How Commissioner John Swafford Took Decisive Action To Help Save The ACC

Photo – Star News
When the ACC announced it was signing a grant of rights agreement last month, the various schools that form the prestigious conference could all finally breathe a collective sigh of relief. After the announcement was made, many sports analysts were beginning to take notice and instantly began to plug in their own two cents on the various ways it all went down. However, there was one vital question that remained unanswered: In the end, how exactly did the ACC survive? According to SI.com’s Andy Staples, John Swofford worked very quietly behind the scenes to help stabilize the conference and keep it from becoming the next set of building blocks for the Big Ten and SEC. In recent weeks the mood in ACC country has shifted to a positive direction and it’s great to see everyone on the same page, something the conference did not have at this time last year. Again, some of this has already been reported, but it’s a great read nonetheless with plenty of new twists and turns.
But Swofford didn’t stash his worries in a to-do tray on his desk in Greensboro, N.C., before he headed south for his league’s spring meetings. Instead, he did what he has done for the past 10 years. He very quietly took decisive action to strengthen — and possibly save — his conference. Swofford may look like he stepped out of a Brooks Brothers ad and into a PGA tournament pro-am. He may talk with the aristocratic drawl of the lawyer you’d call before you closed on your beach house in the Outer Banks. He may seem the personification of the Old Boy Network in an era when the Old Boy Network has watched its power erode. But make no mistake, John Swofford is a ninja. He moves quickly and quietly, and by the time his enemies — or, in his case, business rivals — realize he’s struck, it’s already too late.

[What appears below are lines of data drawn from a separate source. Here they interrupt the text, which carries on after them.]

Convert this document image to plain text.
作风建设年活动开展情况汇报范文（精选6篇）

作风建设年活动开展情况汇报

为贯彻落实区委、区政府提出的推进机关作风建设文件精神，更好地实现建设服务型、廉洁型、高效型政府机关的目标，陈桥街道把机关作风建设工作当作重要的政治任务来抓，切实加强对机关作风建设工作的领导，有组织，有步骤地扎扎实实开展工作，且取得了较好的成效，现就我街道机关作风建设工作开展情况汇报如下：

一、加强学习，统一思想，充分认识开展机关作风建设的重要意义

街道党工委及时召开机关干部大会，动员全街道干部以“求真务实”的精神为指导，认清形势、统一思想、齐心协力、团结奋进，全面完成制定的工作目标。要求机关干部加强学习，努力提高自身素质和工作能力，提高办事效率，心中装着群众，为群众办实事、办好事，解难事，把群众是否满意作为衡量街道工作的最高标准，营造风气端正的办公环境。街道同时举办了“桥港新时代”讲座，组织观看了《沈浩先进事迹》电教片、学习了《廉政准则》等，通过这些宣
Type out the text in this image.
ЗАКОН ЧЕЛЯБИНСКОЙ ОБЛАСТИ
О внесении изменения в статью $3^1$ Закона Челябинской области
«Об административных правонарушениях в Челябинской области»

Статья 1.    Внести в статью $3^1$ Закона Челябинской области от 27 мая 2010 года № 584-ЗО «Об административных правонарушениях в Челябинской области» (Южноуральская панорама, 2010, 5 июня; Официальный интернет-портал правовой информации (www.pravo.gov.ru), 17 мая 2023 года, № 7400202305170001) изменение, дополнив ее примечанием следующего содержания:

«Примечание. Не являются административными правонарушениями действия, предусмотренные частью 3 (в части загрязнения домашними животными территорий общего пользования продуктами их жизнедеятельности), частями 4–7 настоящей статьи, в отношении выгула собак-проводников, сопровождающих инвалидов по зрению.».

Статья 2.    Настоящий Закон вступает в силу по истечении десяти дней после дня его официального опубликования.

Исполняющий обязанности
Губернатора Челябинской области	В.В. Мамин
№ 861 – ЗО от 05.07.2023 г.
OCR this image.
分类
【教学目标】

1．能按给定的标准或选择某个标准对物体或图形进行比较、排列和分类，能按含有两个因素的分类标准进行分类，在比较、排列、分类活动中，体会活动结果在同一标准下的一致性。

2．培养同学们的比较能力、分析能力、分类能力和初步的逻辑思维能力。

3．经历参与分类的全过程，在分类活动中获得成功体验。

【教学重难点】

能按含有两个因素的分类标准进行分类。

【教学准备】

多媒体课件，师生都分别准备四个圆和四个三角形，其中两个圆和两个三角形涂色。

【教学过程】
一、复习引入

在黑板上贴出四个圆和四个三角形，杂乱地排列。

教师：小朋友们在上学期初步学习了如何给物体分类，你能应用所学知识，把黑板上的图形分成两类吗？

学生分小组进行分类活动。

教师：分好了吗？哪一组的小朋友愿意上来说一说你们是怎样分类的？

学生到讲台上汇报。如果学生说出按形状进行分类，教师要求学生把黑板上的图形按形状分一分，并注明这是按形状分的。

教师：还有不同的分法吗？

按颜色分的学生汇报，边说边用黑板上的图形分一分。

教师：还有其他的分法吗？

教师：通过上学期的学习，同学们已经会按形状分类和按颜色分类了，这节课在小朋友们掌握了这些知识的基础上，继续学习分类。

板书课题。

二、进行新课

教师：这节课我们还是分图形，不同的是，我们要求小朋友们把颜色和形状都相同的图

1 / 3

Louisville athletic director Tom Jurich, a veteran of the realignment tilt-a-whirl who has taken his school from Conference USA to the Big East to the ACC, has another word for Swofford. “He’s a magician,” Jurich said.
The ACC probably shouldn’t be here right now celebrating newfound security and potential prosperity. Under different leadership, it probably would look more the league that will meet later this month two counties south in Ponte Vedra Beach. That league used to be called The Big East. Now, it is called the American Athletic Conference — an alliance of misfit toys that more closely resembles the roster of Conference USA, circa 2003. About 10 years ago, both leagues were peers. Now the schools of the American occupy college sports’ middle class. The ACC? It’s one of the five conferences remaining at the big table. When the wealthiest schools inevitably form their own NCAA division, the schools of the ACC will be part of that group. While the SEC’s Mike Slive and the Big Ten’s Jim Delany usually make all the lists of the smartest, most powerful people in college sports, Swofford has quietly proven himself to be one of the most capable leaders in the business. He has had to be the wolf. He has had to be the sheep. And when things looked bleakest, he completed a Hail Mary that kept his league in the upper echelon.
Six months ago, the idea of the ACC surviving this round of realignment seemed a 50/50 proposition — even though ACC presidents kept swearing their fealty to the league. Charter member Maryland had bolted for the Big Ten, and given the dollar figures the Big Ten dangled before the Terrapins, the school’s move was understandable. The ACC had a media rights deal in place with ESPN that would produce an average annual payout in the neighborhood of $17 million a year per school. The Big Ten had its own cable network and an upcoming rights negotiation that could produce the richest payout in the history of college sports. If all goes according to plan, the Big Ten might be paying out nearly double in five years what the ACC deal in place at the time would have. Cash-strapped Maryland jumped at the offer. Because cable television is the Big Ten’s biggest revenue driver, the notion of expanding into southern markets with schools that already fit the Big Ten’s academic brand (North Carolina, Virginia, Georgia Tech) seemed a tantalizing possibility — especially if a court in North Carolina struck down or reduced the $52 million exit fee Maryland owes the league. “I wasn’t terribly worried about it,” Swofford said. “I generally take my cue from our presidents. I believe our presidents until I have reason not to.”